Paper 2017/1080

Quantum Lightning Never Strikes the Same State Twice

Mark Zhandry

Abstract

Public key quantum money can be seen as a version of the quantum no-cloning theorem that holds even when the quantum states can be verified by the adversary. In this work, investigate quantum lightning, a formalization of "collision-free quantum money" defined by Lutomirski et al. [ICS'10], where no-cloning holds even when the adversary herself generates the quantum state to be cloned. We then study quantum money and quantum lightning, showing the following results: - We demonstrate the usefulness of quantum lightning beyond quantum money by showing several potential applications, such as generating random strings with a proof of entropy, to completely decentralized cryptocurrency without a block-chain, where transactions is instant and local. - We give win-win results for quantum money/lightning, showing that either signatures/hash functions/commitment schemes meet very strong recently proposed notions of security, or they yield quantum money or lightning.

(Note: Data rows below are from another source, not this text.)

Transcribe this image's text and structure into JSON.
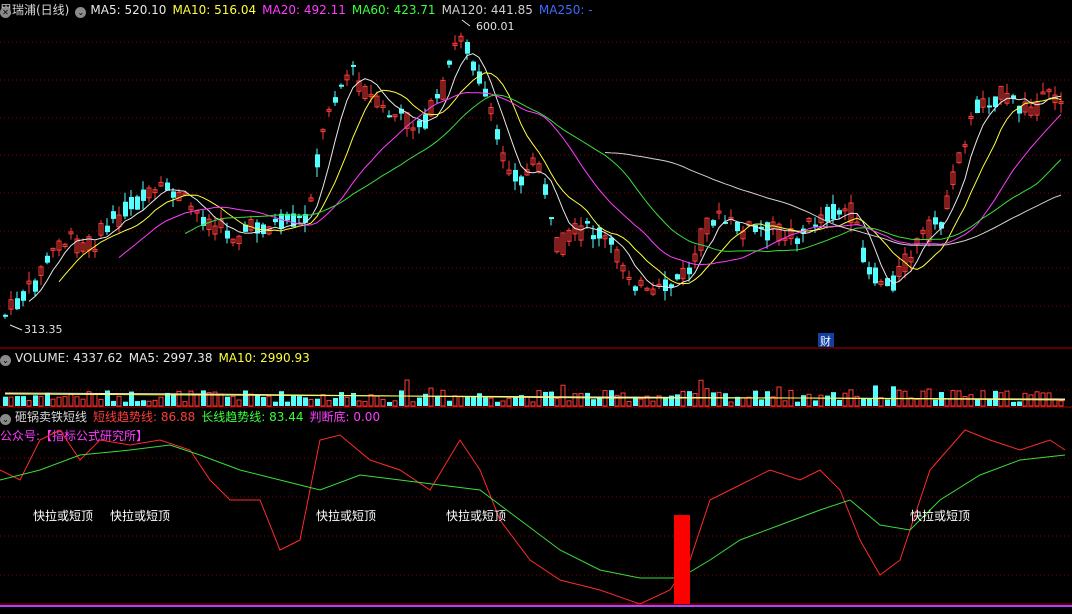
{
  "main_panel": {
    "stock_title": "思瑞浦(日线)",
    "indicators": [
      {
        "label": "MA5:",
        "value": "520.10",
        "color": "#e8e8e8"
      },
      {
        "label": "MA10:",
        "value": "516.04",
        "color": "#ffff3c"
      },
      {
        "label": "MA20:",
        "value": "492.11",
        "color": "#ff3cff"
      },
      {
        "label": "MA60:",
        "value": "423.71",
        "color": "#3cff3c"
      },
      {
        "label": "MA120:",
        "value": "441.85",
        "color": "#d0d0d0"
      },
      {
        "label": "MA250:",
        "value": "-",
        "color": "#3c6cff"
      }
    ],
    "high_label": "600.01",
    "low_label": "313.35",
    "event_marker": "财"
  },
  "volume_panel": {
    "name": "VOLUME:",
    "value": "4337.62",
    "ma5_label": "MA5:",
    "ma5_value": "2997.38",
    "ma10_label": "MA10:",
    "ma10_value": "2990.93"
  },
  "indicator_panel": {
    "name": "砸锅卖铁短线",
    "short_label": "短线趋势线:",
    "short_value": "86.88",
    "long_label": "长线趋势线:",
    "long_value": "83.44",
    "bottom_label": "判断底:",
    "bottom_value": "0.00",
    "watermark": "公众号:【指标公式研究所】",
    "top_signals": [
      "快拉或短顶",
      "快拉或短顶",
      "快拉或短顶",
      "快拉或短顶",
      "快拉或短顶"
    ],
    "bottom_signal": 1
  },
  "colors": {
    "up": "#ff3c3c",
    "down": "#54ffff",
    "short_line": "#ff2a2a",
    "long_line": "#3cdc3c",
    "bottom_bar": "#ff0000",
    "grid": "#8b0000"
  }
}
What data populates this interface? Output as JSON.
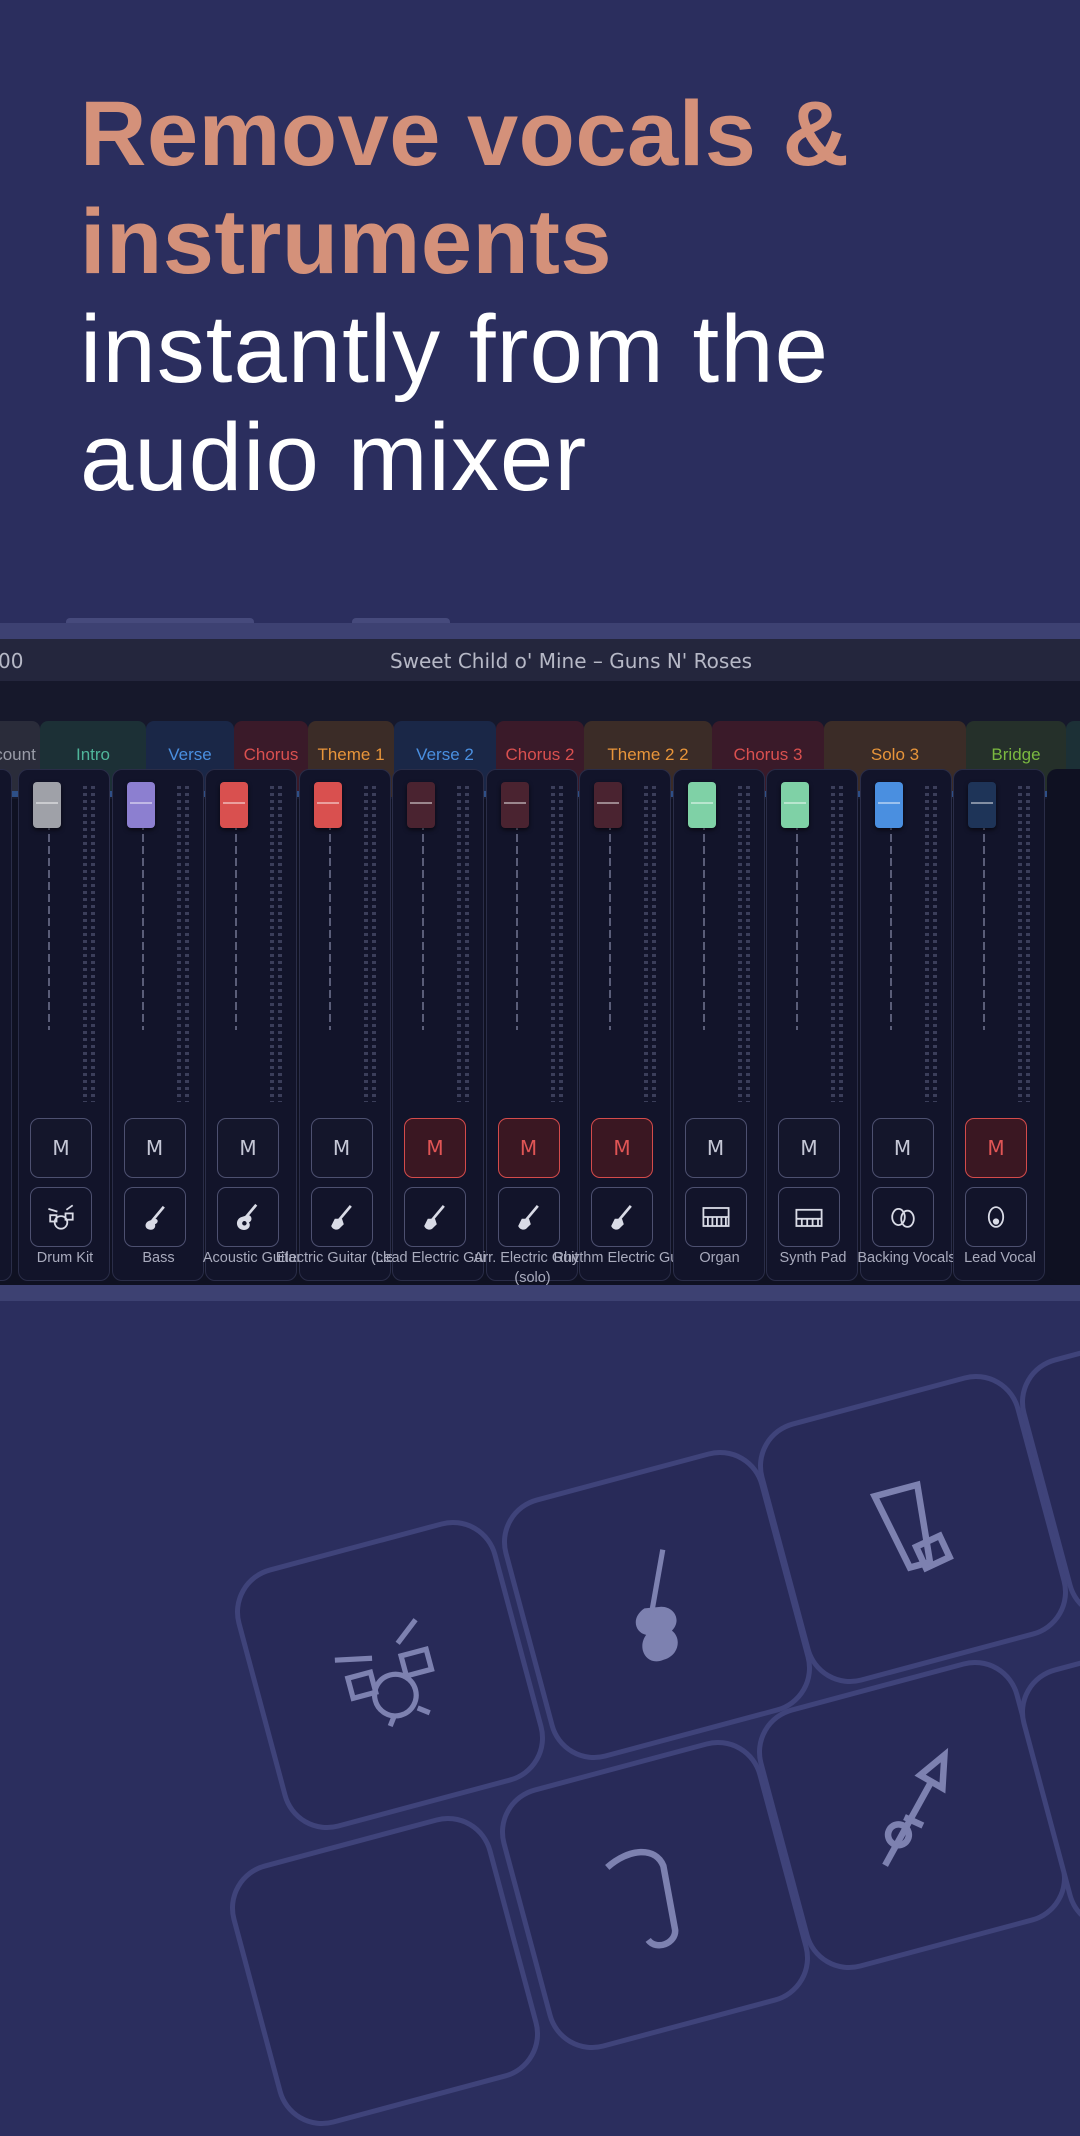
{
  "headline": {
    "accent_line1": "Remove vocals &",
    "accent_line2": "instruments",
    "plain_line1": "instantly from the",
    "plain_line2": "audio mixer"
  },
  "mixer": {
    "song_title": "Sweet Child o' Mine – Guns N' Roses",
    "partial_left_text": "00",
    "sections": [
      {
        "label": "count",
        "color": "#9a9ca8"
      },
      {
        "label": "Intro",
        "color": "#4fb59a"
      },
      {
        "label": "Verse",
        "color": "#4a8fe0"
      },
      {
        "label": "Chorus",
        "color": "#d9504f"
      },
      {
        "label": "Theme 1",
        "color": "#e8953a"
      },
      {
        "label": "Verse 2",
        "color": "#4a8fe0"
      },
      {
        "label": "Chorus 2",
        "color": "#d9504f"
      },
      {
        "label": "Theme 2 2",
        "color": "#e8953a"
      },
      {
        "label": "Chorus 3",
        "color": "#d9504f"
      },
      {
        "label": "Solo 3",
        "color": "#e8953a"
      },
      {
        "label": "Bridge",
        "color": "#7ab840"
      }
    ],
    "mute_label": "M",
    "channels": [
      {
        "name": "Drum Kit",
        "icon": "drum-kit-icon",
        "knob_color": "#9fa1a8",
        "muted": false
      },
      {
        "name": "Bass",
        "icon": "bass-guitar-icon",
        "knob_color": "#8c7fd0",
        "muted": false
      },
      {
        "name": "Acoustic Guitar",
        "icon": "acoustic-guitar-icon",
        "knob_color": "#d9504f",
        "muted": false
      },
      {
        "name": "Electric Guitar (clean)",
        "icon": "electric-guitar-icon",
        "knob_color": "#d9504f",
        "muted": false
      },
      {
        "name": "Lead Electric Guitar",
        "icon": "electric-guitar-icon",
        "knob_color": "#4a2330",
        "muted": true
      },
      {
        "name": "Arr. Electric Guitar (solo)",
        "icon": "electric-guitar-icon",
        "knob_color": "#4a2330",
        "muted": true
      },
      {
        "name": "Rhythm Electric Guitar",
        "icon": "electric-guitar-icon",
        "knob_color": "#4a2330",
        "muted": true
      },
      {
        "name": "Organ",
        "icon": "organ-icon",
        "knob_color": "#7fd1a6",
        "muted": false
      },
      {
        "name": "Synth Pad",
        "icon": "synth-icon",
        "knob_color": "#7fd1a6",
        "muted": false
      },
      {
        "name": "Backing Vocals",
        "icon": "backing-vocals-icon",
        "knob_color": "#4a8fe0",
        "muted": false
      },
      {
        "name": "Lead Vocal",
        "icon": "lead-vocal-icon",
        "knob_color": "#1e3458",
        "muted": true
      }
    ]
  },
  "tiles": [
    "drum-kit-icon",
    "cello-icon",
    "conga-icon",
    "trumpet-icon",
    "saxophone-icon"
  ]
}
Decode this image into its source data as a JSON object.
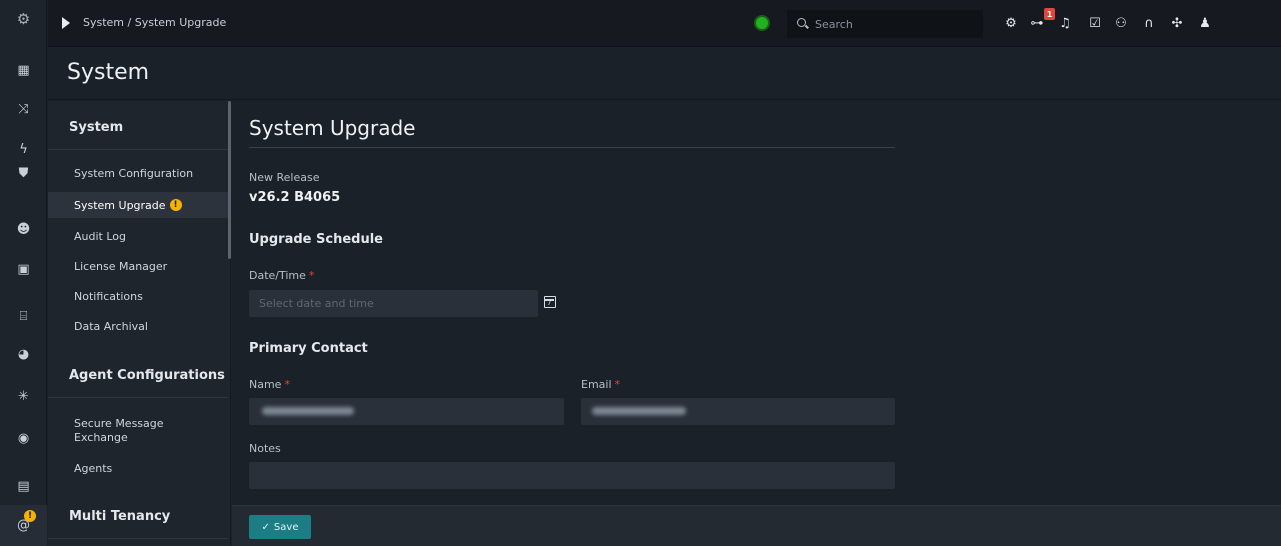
{
  "topbar": {
    "breadcrumb": "System / System Upgrade",
    "search_placeholder": "Search",
    "notification_count": "1",
    "icons": [
      "settings-icon",
      "hierarchy-icon",
      "bell-icon",
      "checklist-icon",
      "user-group-icon",
      "headset-icon",
      "integrations-icon",
      "user-icon"
    ]
  },
  "rail": {
    "icons": [
      "logo-icon",
      "dashboard-icon",
      "shuffle-icon",
      "bolt-icon",
      "shield-icon",
      "users-icon",
      "report-icon",
      "briefcase-icon",
      "pie-chart-icon",
      "bug-icon",
      "target-icon",
      "trash-icon",
      "at-icon"
    ],
    "badge": "!"
  },
  "header": {
    "title": "System"
  },
  "subnav": {
    "sections": [
      {
        "label": "System"
      },
      {
        "label": "Agent Configurations"
      },
      {
        "label": "Multi Tenancy"
      }
    ],
    "items": [
      {
        "label": "System Configuration"
      },
      {
        "label": "System Upgrade"
      },
      {
        "label": "Audit Log"
      },
      {
        "label": "License Manager"
      },
      {
        "label": "Notifications"
      },
      {
        "label": "Data Archival"
      },
      {
        "label": "Secure Message Exchange"
      },
      {
        "label": "Agents"
      }
    ],
    "warning_badge": "!"
  },
  "content": {
    "title": "System Upgrade",
    "new_release_label": "New Release",
    "new_release_value": "v26.2 B4065",
    "schedule_heading": "Upgrade Schedule",
    "datetime_label": "Date/Time",
    "datetime_placeholder": "Select date and time",
    "contact_heading": "Primary Contact",
    "name_label": "Name",
    "email_label": "Email",
    "notes_label": "Notes",
    "required_mark": "*"
  },
  "footer": {
    "save_label": "Save"
  },
  "colors": {
    "accent": "#1c7e84",
    "warning": "#f4b400",
    "danger": "#e0463c",
    "status_ok": "#21b21f"
  }
}
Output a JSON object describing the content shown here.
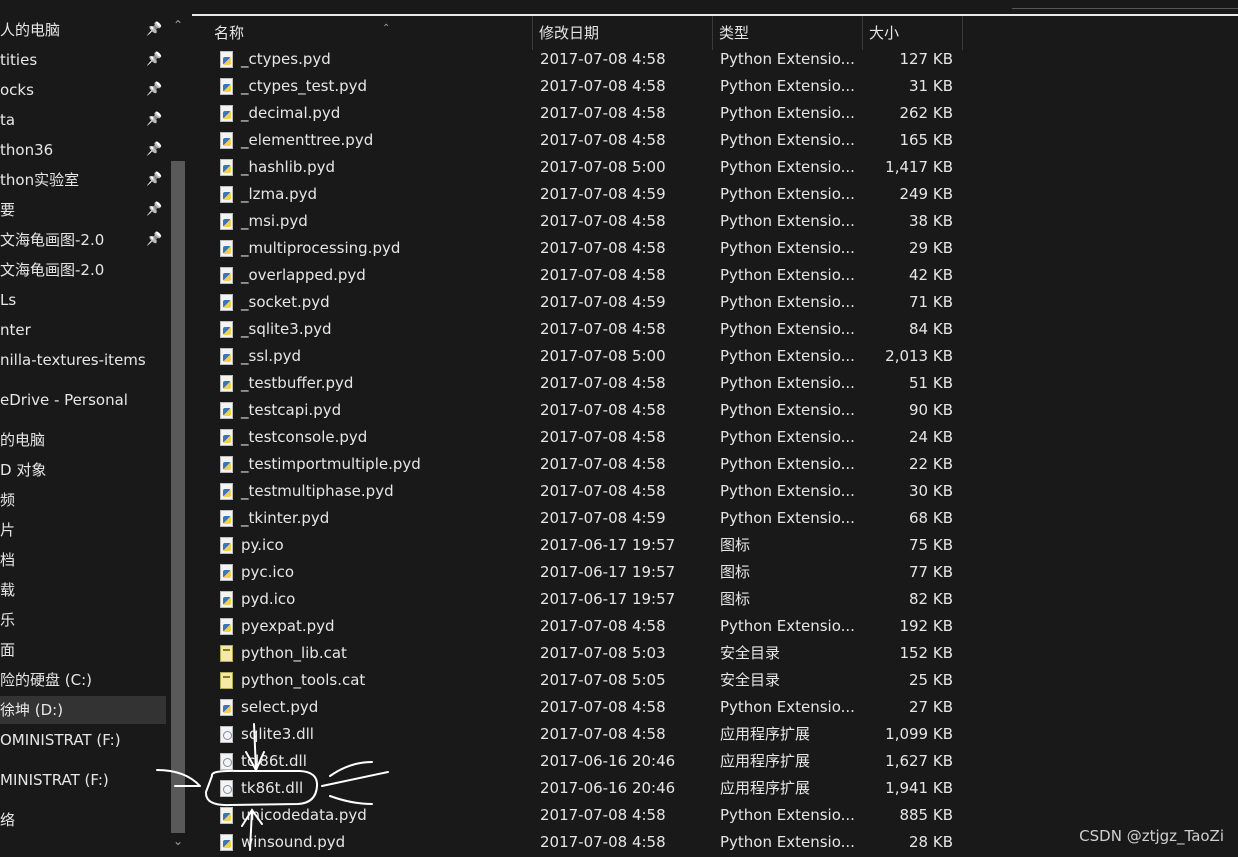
{
  "nav_items": [
    {
      "label": "人的电脑",
      "pinned": true
    },
    {
      "label": "tities",
      "pinned": true
    },
    {
      "label": "ocks",
      "pinned": true
    },
    {
      "label": "ta",
      "pinned": true
    },
    {
      "label": "thon36",
      "pinned": true
    },
    {
      "label": "thon实验室",
      "pinned": true
    },
    {
      "label": "要",
      "pinned": true
    },
    {
      "label": "文海龟画图-2.0",
      "pinned": true
    },
    {
      "label": "文海龟画图-2.0",
      "pinned": false
    },
    {
      "label": "Ls",
      "pinned": false
    },
    {
      "label": "nter",
      "pinned": false
    },
    {
      "label": "nilla-textures-items",
      "pinned": false
    },
    {
      "label": "eDrive - Personal",
      "pinned": false
    },
    {
      "label": "的电脑",
      "pinned": false
    },
    {
      "label": "D 对象",
      "pinned": false
    },
    {
      "label": "频",
      "pinned": false
    },
    {
      "label": "片",
      "pinned": false
    },
    {
      "label": "档",
      "pinned": false
    },
    {
      "label": "载",
      "pinned": false
    },
    {
      "label": "乐",
      "pinned": false
    },
    {
      "label": "面",
      "pinned": false
    },
    {
      "label": "险的硬盘 (C:)",
      "pinned": false
    },
    {
      "label": "徐坤 (D:)",
      "pinned": false,
      "selected": true
    },
    {
      "label": "OMINISTRAT (F:)",
      "pinned": false
    },
    {
      "label": "MINISTRAT (F:)",
      "pinned": false
    },
    {
      "label": "络",
      "pinned": false
    }
  ],
  "columns": {
    "name": "名称",
    "date": "修改日期",
    "type": "类型",
    "size": "大小"
  },
  "files": [
    {
      "name": "_ctypes.pyd",
      "date": "2017-07-08 4:58",
      "type": "Python Extensio...",
      "size": "127 KB",
      "icon": "py"
    },
    {
      "name": "_ctypes_test.pyd",
      "date": "2017-07-08 4:58",
      "type": "Python Extensio...",
      "size": "31 KB",
      "icon": "py"
    },
    {
      "name": "_decimal.pyd",
      "date": "2017-07-08 4:58",
      "type": "Python Extensio...",
      "size": "262 KB",
      "icon": "py"
    },
    {
      "name": "_elementtree.pyd",
      "date": "2017-07-08 4:58",
      "type": "Python Extensio...",
      "size": "165 KB",
      "icon": "py"
    },
    {
      "name": "_hashlib.pyd",
      "date": "2017-07-08 5:00",
      "type": "Python Extensio...",
      "size": "1,417 KB",
      "icon": "py"
    },
    {
      "name": "_lzma.pyd",
      "date": "2017-07-08 4:59",
      "type": "Python Extensio...",
      "size": "249 KB",
      "icon": "py"
    },
    {
      "name": "_msi.pyd",
      "date": "2017-07-08 4:58",
      "type": "Python Extensio...",
      "size": "38 KB",
      "icon": "py"
    },
    {
      "name": "_multiprocessing.pyd",
      "date": "2017-07-08 4:58",
      "type": "Python Extensio...",
      "size": "29 KB",
      "icon": "py"
    },
    {
      "name": "_overlapped.pyd",
      "date": "2017-07-08 4:58",
      "type": "Python Extensio...",
      "size": "42 KB",
      "icon": "py"
    },
    {
      "name": "_socket.pyd",
      "date": "2017-07-08 4:59",
      "type": "Python Extensio...",
      "size": "71 KB",
      "icon": "py"
    },
    {
      "name": "_sqlite3.pyd",
      "date": "2017-07-08 4:58",
      "type": "Python Extensio...",
      "size": "84 KB",
      "icon": "py"
    },
    {
      "name": "_ssl.pyd",
      "date": "2017-07-08 5:00",
      "type": "Python Extensio...",
      "size": "2,013 KB",
      "icon": "py"
    },
    {
      "name": "_testbuffer.pyd",
      "date": "2017-07-08 4:58",
      "type": "Python Extensio...",
      "size": "51 KB",
      "icon": "py"
    },
    {
      "name": "_testcapi.pyd",
      "date": "2017-07-08 4:58",
      "type": "Python Extensio...",
      "size": "90 KB",
      "icon": "py"
    },
    {
      "name": "_testconsole.pyd",
      "date": "2017-07-08 4:58",
      "type": "Python Extensio...",
      "size": "24 KB",
      "icon": "py"
    },
    {
      "name": "_testimportmultiple.pyd",
      "date": "2017-07-08 4:58",
      "type": "Python Extensio...",
      "size": "22 KB",
      "icon": "py"
    },
    {
      "name": "_testmultiphase.pyd",
      "date": "2017-07-08 4:58",
      "type": "Python Extensio...",
      "size": "30 KB",
      "icon": "py"
    },
    {
      "name": "_tkinter.pyd",
      "date": "2017-07-08 4:59",
      "type": "Python Extensio...",
      "size": "68 KB",
      "icon": "py"
    },
    {
      "name": "py.ico",
      "date": "2017-06-17 19:57",
      "type": "图标",
      "size": "75 KB",
      "icon": "py"
    },
    {
      "name": "pyc.ico",
      "date": "2017-06-17 19:57",
      "type": "图标",
      "size": "77 KB",
      "icon": "py"
    },
    {
      "name": "pyd.ico",
      "date": "2017-06-17 19:57",
      "type": "图标",
      "size": "82 KB",
      "icon": "py"
    },
    {
      "name": "pyexpat.pyd",
      "date": "2017-07-08 4:58",
      "type": "Python Extensio...",
      "size": "192 KB",
      "icon": "py"
    },
    {
      "name": "python_lib.cat",
      "date": "2017-07-08 5:03",
      "type": "安全目录",
      "size": "152 KB",
      "icon": "cat"
    },
    {
      "name": "python_tools.cat",
      "date": "2017-07-08 5:05",
      "type": "安全目录",
      "size": "25 KB",
      "icon": "cat"
    },
    {
      "name": "select.pyd",
      "date": "2017-07-08 4:58",
      "type": "Python Extensio...",
      "size": "27 KB",
      "icon": "py"
    },
    {
      "name": "sqlite3.dll",
      "date": "2017-07-08 4:58",
      "type": "应用程序扩展",
      "size": "1,099 KB",
      "icon": "dll"
    },
    {
      "name": "tcl86t.dll",
      "date": "2017-06-16 20:46",
      "type": "应用程序扩展",
      "size": "1,627 KB",
      "icon": "dll"
    },
    {
      "name": "tk86t.dll",
      "date": "2017-06-16 20:46",
      "type": "应用程序扩展",
      "size": "1,941 KB",
      "icon": "dll"
    },
    {
      "name": "unicodedata.pyd",
      "date": "2017-07-08 4:58",
      "type": "Python Extensio...",
      "size": "885 KB",
      "icon": "py"
    },
    {
      "name": "winsound.pyd",
      "date": "2017-07-08 4:58",
      "type": "Python Extensio...",
      "size": "28 KB",
      "icon": "py"
    }
  ],
  "watermark": "CSDN @ztjgz_TaoZi",
  "icons": {
    "pin": "pin-icon",
    "scroll_up": "chevron-up-icon",
    "scroll_down": "chevron-down-icon",
    "sort": "sort-ascending-icon"
  },
  "colors": {
    "background": "#191919",
    "text": "#e6e6e6",
    "selected": "#333333",
    "annotation": "#ffffff"
  }
}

Given the difficulty in constructing public key quantum money, this gives some indication that natural schemes do attain strong security guarantees. - We construct quantum lightning under the assumed multi-collision resistance of random degree-2 systems of polynomials. Our construction is inspired by our win-win result for hash functions, and yields the first plausible standard model instantiation of a non-collapsing collision resistant hash function. This improves on a result of Unruh [Eurocrypt'16] that requires a quantum oracle. - We show that instantiating the quantum money scheme of Aaronson and Christiano [STOC'12] with indistinguishability obfuscation that is secure against quantum computers yields a secure quantum money scheme. This construction can be seen as an instance of our win-win result for signatures, giving the first separation between two security notions for signatures from the literature. Thus, we provide the first constructions of public key quantum money from several cryptographic assumptions. Along the way, we develop several new techniques including a new precise variant of the no-cloning theorem.